Annotating human BMMCs#
Annotate a dataset of human bonemarrow mononuclear cells (BMMCs) [LBC+21]. This data corresponds to the gene expression portion of the NeurIPS 2021 challenge 10x multiome data.
The original raw version of this dataset can be obtained from GEO. Running this notebook will automatically download the data from figshare.
Preliminaries#
Import packages & data#
import scanpy as sc
import matplotlib.pyplot as plt
import seaborn as sns
from cell_annotator import CellAnnotator, ObsBeautifier
from cell_annotator.utils import _shuffle_cluster_key_categories_within_sample
Load the gene expression portion of the NeurIPS 2021 challenge 10x multiome data. This dataset has been obtained from GEO. We computed an embedding using scANVI to visualize the data [XLM+21].
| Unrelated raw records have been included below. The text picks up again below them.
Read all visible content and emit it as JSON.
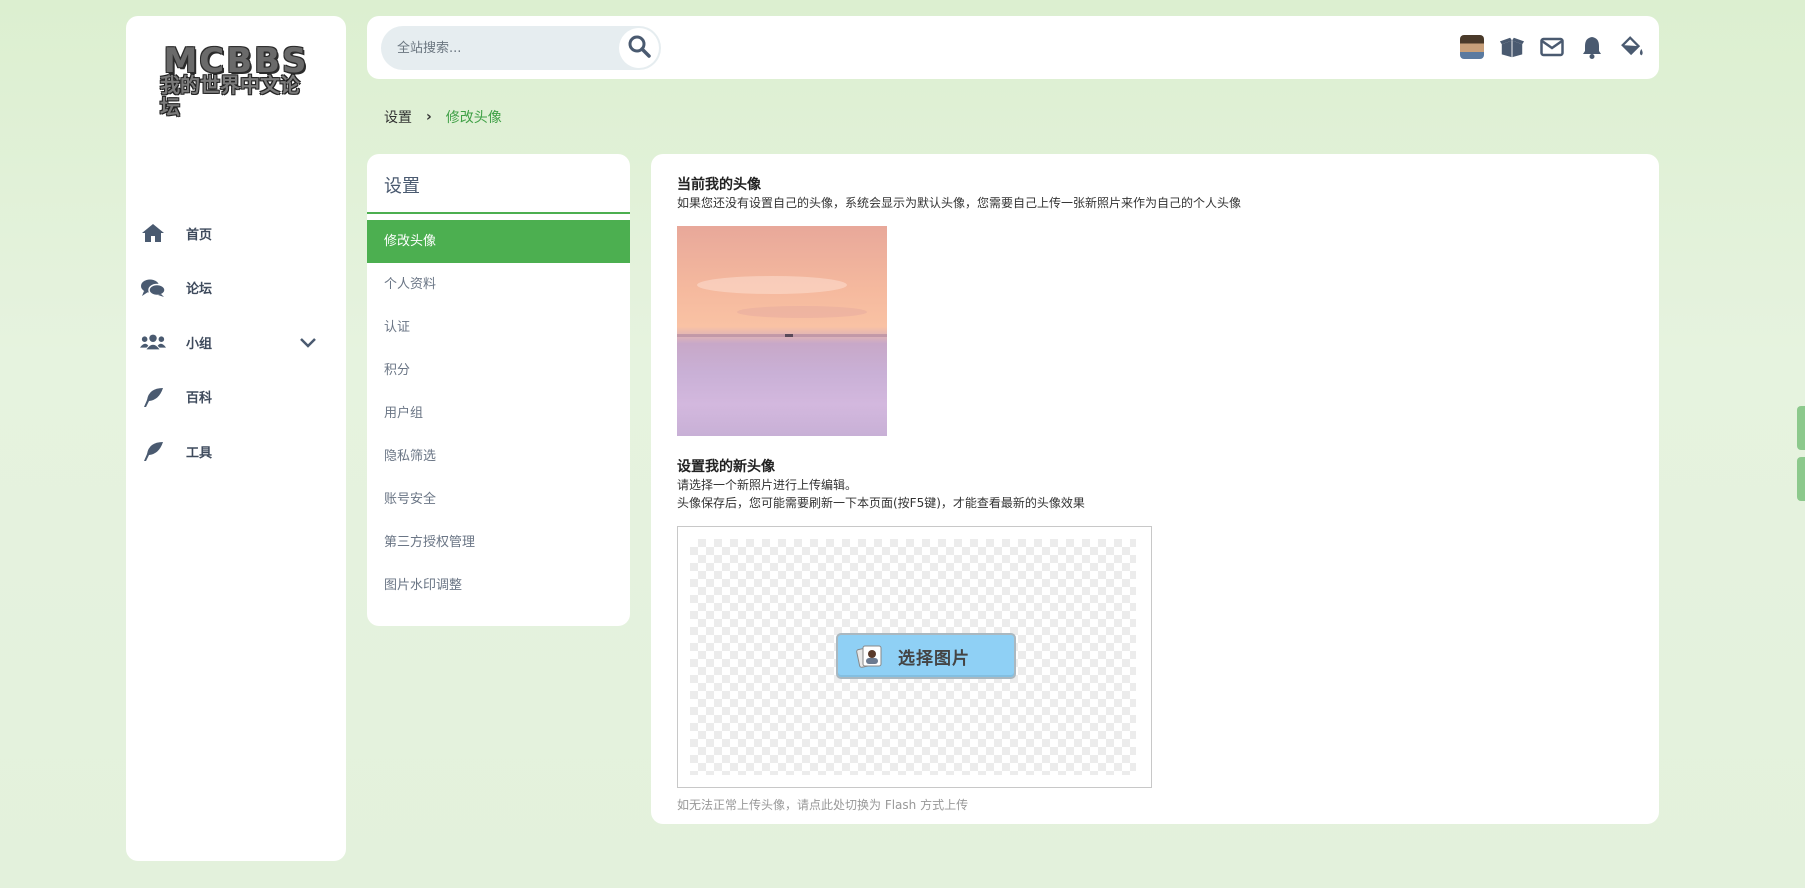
{
  "logo": {
    "top_text": "MCBBS",
    "bottom_text": "我的世界中文论坛"
  },
  "sidebar": {
    "items": [
      {
        "label": "首页",
        "icon": "home-icon"
      },
      {
        "label": "论坛",
        "icon": "comments-icon"
      },
      {
        "label": "小组",
        "icon": "users-icon",
        "expandable": true
      },
      {
        "label": "百科",
        "icon": "feather-icon"
      },
      {
        "label": "工具",
        "icon": "feather-icon"
      }
    ]
  },
  "header": {
    "search_placeholder": "全站搜索...",
    "icons": [
      "avatar",
      "box-open-icon",
      "envelope-icon",
      "bell-icon",
      "paint-bucket-icon"
    ]
  },
  "breadcrumb": {
    "root": "设置",
    "current": "修改头像"
  },
  "settings_menu": {
    "title": "设置",
    "items": [
      "修改头像",
      "个人资料",
      "认证",
      "积分",
      "用户组",
      "隐私筛选",
      "账号安全",
      "第三方授权管理",
      "图片水印调整"
    ],
    "active_index": 0
  },
  "main": {
    "current_title": "当前我的头像",
    "current_desc": "如果您还没有设置自己的头像，系统会显示为默认头像，您需要自己上传一张新照片来作为自己的个人头像",
    "new_title": "设置我的新头像",
    "new_desc1": "请选择一个新照片进行上传编辑。",
    "new_desc2": "头像保存后，您可能需要刷新一下本页面(按F5键)，才能查看最新的头像效果",
    "choose_button": "选择图片",
    "flash_link": "如无法正常上传头像，请点此处切换为 Flash 方式上传"
  },
  "colors": {
    "accent": "#4caf50",
    "nav_text": "#3e4a5c",
    "button_bg": "#8fd0f5"
  }
}
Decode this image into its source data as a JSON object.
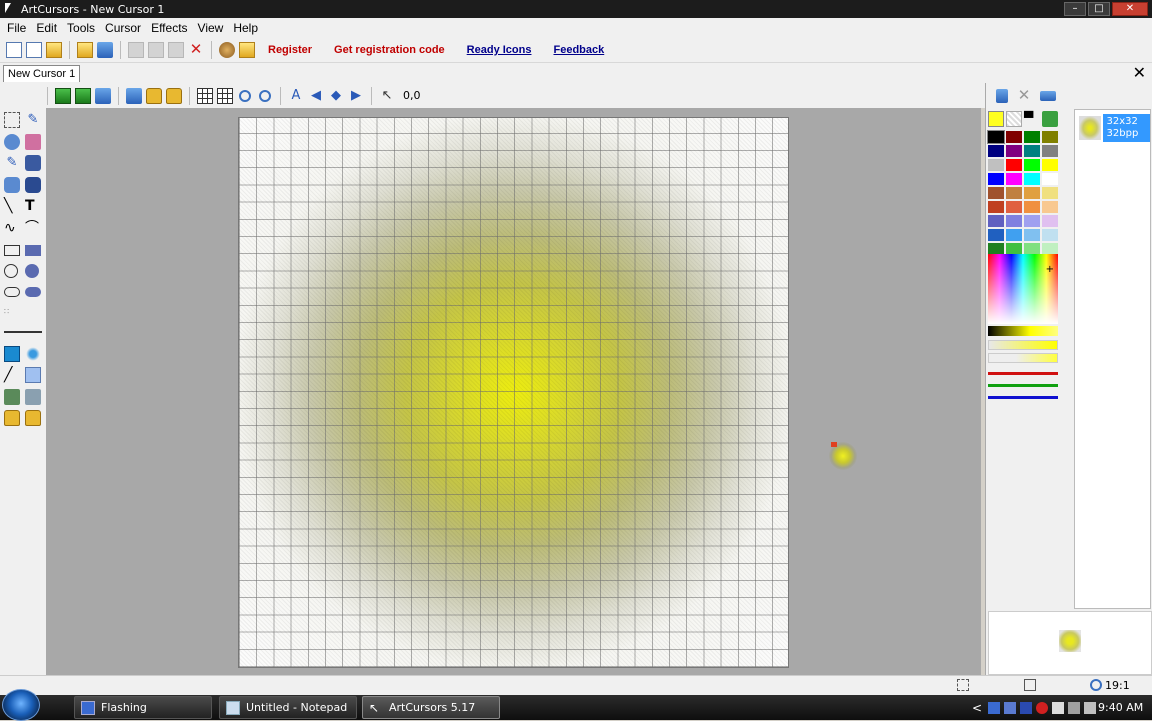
{
  "window": {
    "title": "ArtCursors - New Cursor 1",
    "minimize": "–",
    "maximize": "□",
    "close": "✕"
  },
  "menu": [
    "File",
    "Edit",
    "Tools",
    "Cursor",
    "Effects",
    "View",
    "Help"
  ],
  "toolbar": {
    "register": "Register",
    "get_code": "Get registration code",
    "ready_icons": "Ready Icons",
    "feedback": "Feedback"
  },
  "doc_tab": {
    "label": "New Cursor 1",
    "close": "✕"
  },
  "edit_toolbar": {
    "coordinates": "0,0"
  },
  "sizes": [
    {
      "label": "32x32 32bpp"
    }
  ],
  "size_label_line1": "32x32",
  "size_label_line2": "32bpp",
  "palette_colors": [
    "#000000",
    "#800000",
    "#008000",
    "#808000",
    "#000080",
    "#800080",
    "#008080",
    "#808080",
    "#c0c0c0",
    "#ff0000",
    "#00ff00",
    "#ffff00",
    "#0000ff",
    "#ff00ff",
    "#00ffff",
    "#ffffff",
    "#a0522d",
    "#c08040",
    "#e0a040",
    "#f0e080",
    "#c04020",
    "#e06040",
    "#f09040",
    "#f8c890",
    "#6060c0",
    "#8080e0",
    "#a0a0f0",
    "#e0c0f0",
    "#2060c0",
    "#40a0f0",
    "#80c0f0",
    "#c0e0f0",
    "#208020",
    "#40c040",
    "#80e080",
    "#c0f0c0"
  ],
  "status": {
    "zoom": "19:1"
  },
  "taskbar": {
    "items": [
      {
        "label": "Flashing",
        "active": false
      },
      {
        "label": "Untitled - Notepad",
        "active": false
      },
      {
        "label": "ArtCursors 5.17",
        "active": true
      }
    ],
    "clock": "9:40 AM",
    "tray_chevron": "<"
  }
}
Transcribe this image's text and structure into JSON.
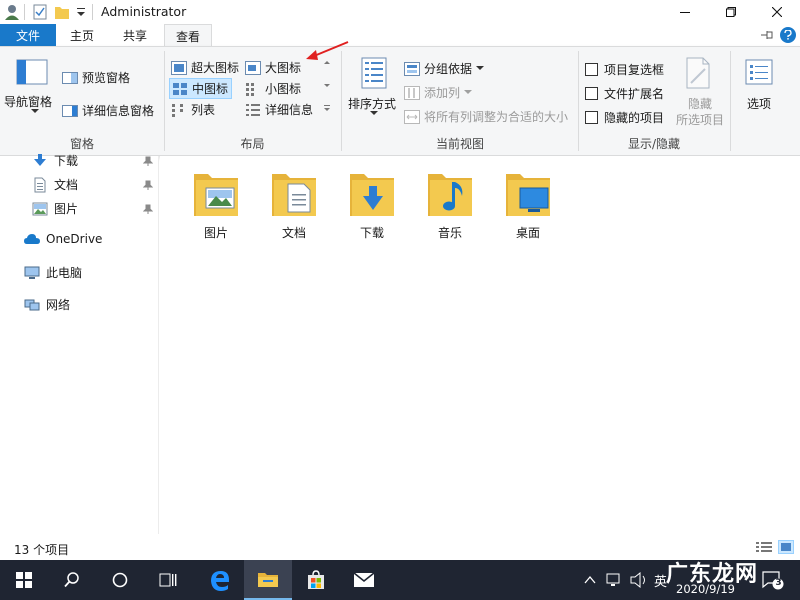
{
  "window": {
    "title": "Administrator"
  },
  "tabs": {
    "file": "文件",
    "home": "主页",
    "share": "共享",
    "view": "查看"
  },
  "panes": {
    "label": "窗格",
    "nav_pane": "导航窗格",
    "preview_pane": "预览窗格",
    "details_pane": "详细信息窗格"
  },
  "layout": {
    "label": "布局",
    "extra_large": "超大图标",
    "large": "大图标",
    "medium": "中图标",
    "small": "小图标",
    "list": "列表",
    "details": "详细信息"
  },
  "current_view": {
    "label": "当前视图",
    "sort_by": "排序方式",
    "group_by": "分组依据",
    "add_columns": "添加列",
    "size_all_columns": "将所有列调整为合适的大小"
  },
  "show_hide": {
    "label": "显示/隐藏",
    "item_checkboxes": "项目复选框",
    "file_extensions": "文件扩展名",
    "hidden_items": "隐藏的项目",
    "hide_selected_line1": "隐藏",
    "hide_selected_line2": "所选项目"
  },
  "options": {
    "label": "选项"
  },
  "nav": {
    "items": [
      "下载",
      "文档",
      "图片",
      "OneDrive",
      "此电脑",
      "网络"
    ]
  },
  "folders": [
    "图片",
    "文档",
    "下载",
    "音乐",
    "桌面"
  ],
  "status": {
    "count": "13 个项目"
  },
  "tray": {
    "ime": "英",
    "date": "2020/9/19",
    "notifications": "3",
    "watermark": "广东龙网"
  },
  "colors": {
    "accent": "#1979ca",
    "folder": "#f3c94f",
    "taskbar": "#1f2532",
    "arrow": "#e02020"
  }
}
adata = sc.read("data/human_bmmcs.h5ad", backup_url="https://figshare.com/ndownloader/files/51994907")
adata
AnnData object with n_obs × n_vars = 69249 × 13431
obs: 'pct_counts_mt', 'n_counts', 'n_genes', 'size_factors', 'phase', 'cell_type', 'batch', 'pseudotime_order', 'Samplename', 'Site', 'DonorNumber', 'Modality', 'VendorLot', 'DonorID', 'DonorAge', 'DonorBMI', 'DonorBloodType', 'DonorRace', 'Ethnicity', 'DonorGender', 'QCMeds', 'DonorSmoker', '_scvi_batch', '_scvi_labels'
var: 'feature_types', 'gene_id'
uns: 'DonorNumber_colors', 'Samplename_colors', 'Site_colors', '_scvi_manager_uuid', '_scvi_uuid', 'batch_colors', 'cell_type_colors', 'dataset_id', 'genome', 'neighbors', 'organism', 'phase_colors', 'umap'
obsm: 'X_pca', 'X_scANVI', 'X_umap', '_scvi_extra_categorical_covs'
layers: 'counts'
obsp: 'connectivities', 'distances'
Preprocess the data#
Create numerical cell type labels to be used for annotation and a shuffled version thereof.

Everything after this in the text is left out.